Il rispetto della dignità delle persone

E’ l’asse portante del nuovo Codice insieme alla non discriminazione, uguaglianza, solidarietà, ricerca della felicità e rispetto reciproco. Si basa su tre principi fondamentali: 1) pluralità familiare: vengono riconosciuti tutti i tipi di famiglia che già esistono nella realtà cubana; 2) inclusione: per offrire protezione giuridica ai diversi modelli familiari esistenti; 3) affetto: come sostegno base delle relazioni familiari insieme all’amore,  solidarietà e responsabilità dei membri della famiglia che viene rafforzata dal punto di vista emozionale, educativo, formativo ed economico.  

Gli aspetti innovativi

Innanzitutto il nuovo concetto di responsabilità parentale che sostituisce la patria potestà e che sostiene principi come l’uguaglianza di genere, l’obbligo dei genitori di fornire ai figli, elevati a soggetti di diritto, stabilità emotiva e libero sviluppo della propria personalità. In secondo luogo la tutela degli interessi degli anziani e delle persone in situazioni di vulnerabilità per evitare loro l’esclusione sociale e rafforzare il loro ruolo nella trasmissione intergenerazionale delle tradizioni, cultura, educazione, valori ed affetti. In terzo luogo la tutela dei diritti delle persone in situazione di disabilità facilitando la loro integrazione ed il pieno godimento della vita nella società, rispettando il loro diritto di vivere in famiglia ed evitando il loro ricovero quando questo non sia adeguato o desiderato. In quarto luogo l’ampliamento dei diritti degli assistenti familiari per i quali è previsto il diritto alla successione. Cuba si trova tra i primi tre Paesi dell’America Latina con il maggior numero di anziani e rischia di diventarne il capolista. Per questo il Codice delle Famiglie ha voluto riconoscere l’importante ruolo dei cuidadores, di coloro che si prendono cura dei propri genitori anziani concedendo loro di chiedere aiuto, anche economico, ai familiari e in caso di decesso rivendicare il doppio dei beni da ereditare. 

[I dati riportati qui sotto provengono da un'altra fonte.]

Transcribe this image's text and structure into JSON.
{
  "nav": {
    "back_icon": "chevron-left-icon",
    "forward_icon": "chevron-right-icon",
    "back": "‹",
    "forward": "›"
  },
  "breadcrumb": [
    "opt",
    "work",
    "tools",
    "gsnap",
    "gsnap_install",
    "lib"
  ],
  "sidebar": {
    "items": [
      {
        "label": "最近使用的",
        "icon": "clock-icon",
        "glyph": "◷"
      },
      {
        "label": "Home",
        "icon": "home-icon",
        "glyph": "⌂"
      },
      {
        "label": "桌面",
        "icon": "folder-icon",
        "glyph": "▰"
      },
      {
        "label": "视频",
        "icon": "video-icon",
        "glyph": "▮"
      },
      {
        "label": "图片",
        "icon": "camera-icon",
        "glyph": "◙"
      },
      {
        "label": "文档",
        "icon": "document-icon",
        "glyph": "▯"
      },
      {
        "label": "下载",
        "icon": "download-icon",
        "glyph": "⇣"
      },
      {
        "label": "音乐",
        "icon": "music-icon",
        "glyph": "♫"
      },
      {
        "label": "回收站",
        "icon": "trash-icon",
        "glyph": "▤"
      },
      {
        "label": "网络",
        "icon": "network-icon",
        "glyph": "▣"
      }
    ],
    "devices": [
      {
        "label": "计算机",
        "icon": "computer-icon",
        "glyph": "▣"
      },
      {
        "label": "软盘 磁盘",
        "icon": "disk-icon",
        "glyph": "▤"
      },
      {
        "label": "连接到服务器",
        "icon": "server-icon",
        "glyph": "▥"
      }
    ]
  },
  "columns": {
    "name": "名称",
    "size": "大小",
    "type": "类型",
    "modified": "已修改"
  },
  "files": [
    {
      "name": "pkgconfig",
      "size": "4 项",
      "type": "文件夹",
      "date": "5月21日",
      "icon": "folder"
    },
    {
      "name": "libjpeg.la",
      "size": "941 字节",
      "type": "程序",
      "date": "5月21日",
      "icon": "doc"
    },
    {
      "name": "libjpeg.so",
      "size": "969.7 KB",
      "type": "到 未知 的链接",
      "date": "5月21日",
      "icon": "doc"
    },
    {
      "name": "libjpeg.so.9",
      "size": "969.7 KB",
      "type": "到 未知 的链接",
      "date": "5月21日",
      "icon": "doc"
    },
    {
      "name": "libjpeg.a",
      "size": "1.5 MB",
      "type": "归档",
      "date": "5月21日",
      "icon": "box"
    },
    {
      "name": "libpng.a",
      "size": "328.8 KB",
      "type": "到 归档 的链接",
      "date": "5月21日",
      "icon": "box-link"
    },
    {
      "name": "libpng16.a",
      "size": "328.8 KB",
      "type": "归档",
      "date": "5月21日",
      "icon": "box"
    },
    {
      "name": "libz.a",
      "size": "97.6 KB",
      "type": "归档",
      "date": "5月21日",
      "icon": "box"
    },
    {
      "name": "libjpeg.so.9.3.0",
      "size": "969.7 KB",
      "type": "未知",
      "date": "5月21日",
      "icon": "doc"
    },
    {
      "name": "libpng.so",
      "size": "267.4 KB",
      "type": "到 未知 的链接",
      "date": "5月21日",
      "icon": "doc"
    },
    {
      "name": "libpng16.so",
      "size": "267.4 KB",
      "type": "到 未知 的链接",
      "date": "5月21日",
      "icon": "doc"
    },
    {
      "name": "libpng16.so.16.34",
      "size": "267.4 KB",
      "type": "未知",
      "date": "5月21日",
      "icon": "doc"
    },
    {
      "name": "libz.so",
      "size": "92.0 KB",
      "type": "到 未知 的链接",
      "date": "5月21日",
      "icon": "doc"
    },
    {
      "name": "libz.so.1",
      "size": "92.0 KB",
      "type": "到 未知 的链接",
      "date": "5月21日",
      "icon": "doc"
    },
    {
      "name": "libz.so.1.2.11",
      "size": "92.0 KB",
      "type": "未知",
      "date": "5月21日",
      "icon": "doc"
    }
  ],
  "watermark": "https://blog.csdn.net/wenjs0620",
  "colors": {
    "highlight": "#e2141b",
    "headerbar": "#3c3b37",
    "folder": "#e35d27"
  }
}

Gestazione solidale (artt. 130-135)

La disposizione dell’art. 130 ne spiega la ragione: favorire il diritto di ogni persona ad avere una famiglia nel rispetto della dignità umana come valore supremo. Non si tratta, tuttavia, del cosiddetto “utero in affitto” che viene concordato tra le parti con un contratto privato che ne fissa regole ed eventuale retribuzione. Il Codice cubano fissa criteri ben precisi a cui non si può derogare.

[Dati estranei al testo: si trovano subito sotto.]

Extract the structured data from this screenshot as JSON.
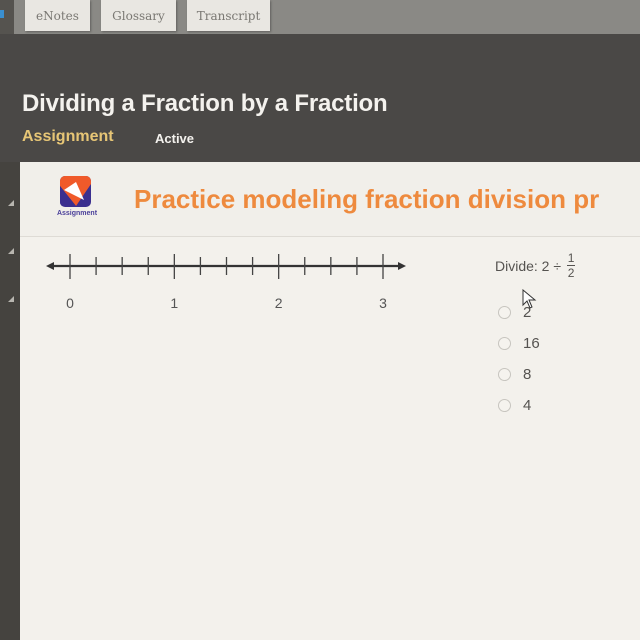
{
  "tabs": [
    {
      "label": "eNotes"
    },
    {
      "label": "Glossary"
    },
    {
      "label": "Transcript"
    }
  ],
  "header": {
    "title": "Dividing a Fraction by a Fraction",
    "type_label": "Assignment",
    "status": "Active"
  },
  "content": {
    "logo_caption": "Assignment",
    "title": "Practice modeling fraction division pr",
    "number_line": {
      "min": 0,
      "max": 3,
      "labels": [
        "0",
        "1",
        "2",
        "3"
      ],
      "subdivisions_per_unit": 4
    },
    "question": {
      "prefix": "Divide: 2 ÷",
      "fraction_numerator": "1",
      "fraction_denominator": "2"
    },
    "options": [
      {
        "label": "2"
      },
      {
        "label": "16"
      },
      {
        "label": "8"
      },
      {
        "label": "4"
      }
    ]
  },
  "colors": {
    "title_orange": "#ee8a3e",
    "assignment_gold": "#e7c676",
    "logo_purple": "#3b2f8f",
    "logo_red": "#f05a2a"
  }
}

Può essere concesso soltanto per motivi di solidarietà umana, tra persone unite da vincoli familiari o da vicinanza affettiva ma devono essere esclusi pericoli per la salute delle parti, a beneficio di chi vuole diventare madre o padre ma non possono per motivi medici che rendono impossibile la gestazione o quando si tratta di uomini soli o di coppie di uomini. E’ proibita qualsiasi remunerazione o elargizione benefica salvo la compensazione delle spese dovute per la gravidanza ed il parto.

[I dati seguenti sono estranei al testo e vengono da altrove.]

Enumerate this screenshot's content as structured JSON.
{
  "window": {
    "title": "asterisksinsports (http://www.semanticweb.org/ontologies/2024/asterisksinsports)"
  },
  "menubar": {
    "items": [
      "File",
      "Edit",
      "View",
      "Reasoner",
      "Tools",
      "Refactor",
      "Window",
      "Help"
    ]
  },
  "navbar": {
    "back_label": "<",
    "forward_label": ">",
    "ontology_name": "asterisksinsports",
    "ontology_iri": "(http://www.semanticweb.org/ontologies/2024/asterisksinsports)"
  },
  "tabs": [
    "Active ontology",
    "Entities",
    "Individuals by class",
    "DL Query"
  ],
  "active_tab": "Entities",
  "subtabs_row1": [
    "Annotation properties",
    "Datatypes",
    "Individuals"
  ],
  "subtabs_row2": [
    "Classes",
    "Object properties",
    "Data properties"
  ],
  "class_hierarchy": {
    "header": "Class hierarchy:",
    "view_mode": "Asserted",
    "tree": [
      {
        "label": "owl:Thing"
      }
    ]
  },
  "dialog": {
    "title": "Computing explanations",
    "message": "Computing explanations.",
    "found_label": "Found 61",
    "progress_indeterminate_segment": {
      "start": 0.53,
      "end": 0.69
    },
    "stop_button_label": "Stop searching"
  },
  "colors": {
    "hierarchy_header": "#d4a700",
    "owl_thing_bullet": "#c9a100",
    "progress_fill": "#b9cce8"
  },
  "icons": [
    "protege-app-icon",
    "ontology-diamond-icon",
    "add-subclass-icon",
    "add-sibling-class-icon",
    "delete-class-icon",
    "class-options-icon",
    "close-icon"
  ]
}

In tutti i casi è richiesta una autorizzazione giudiziaria. Per ottenerla le parti devono avere 25 anni compiuti, avere tentato altre tecniche di riproduzione assistita ed aver tenuto in conto l’interesse superiore del nascituro secondo le linee guida degli articoli 7, 100 e 102 del Codice delle famiglie. Inoltre, la futura gestante non deve avere fatto altre gestazioni solidali, deve essere pienamente consapevole, in buona salute fisica e psichica per portare a termine senza problemi la gravidanza e non deve dare il proprio ovulo. Senza autorizzazione giudiziaria i centri sanitari non possono procedere al trasferimento degli embrioni nella futura gestante (pratica che deve iniziare al termine di 365 giorni dall’autorizzazione) pena l’esclusione permanente dalla professione medica oltre alla responsabilità penale. Se l’autorizzazione preventiva non viene concessa, la filiazione segue le regole della procreazione naturale.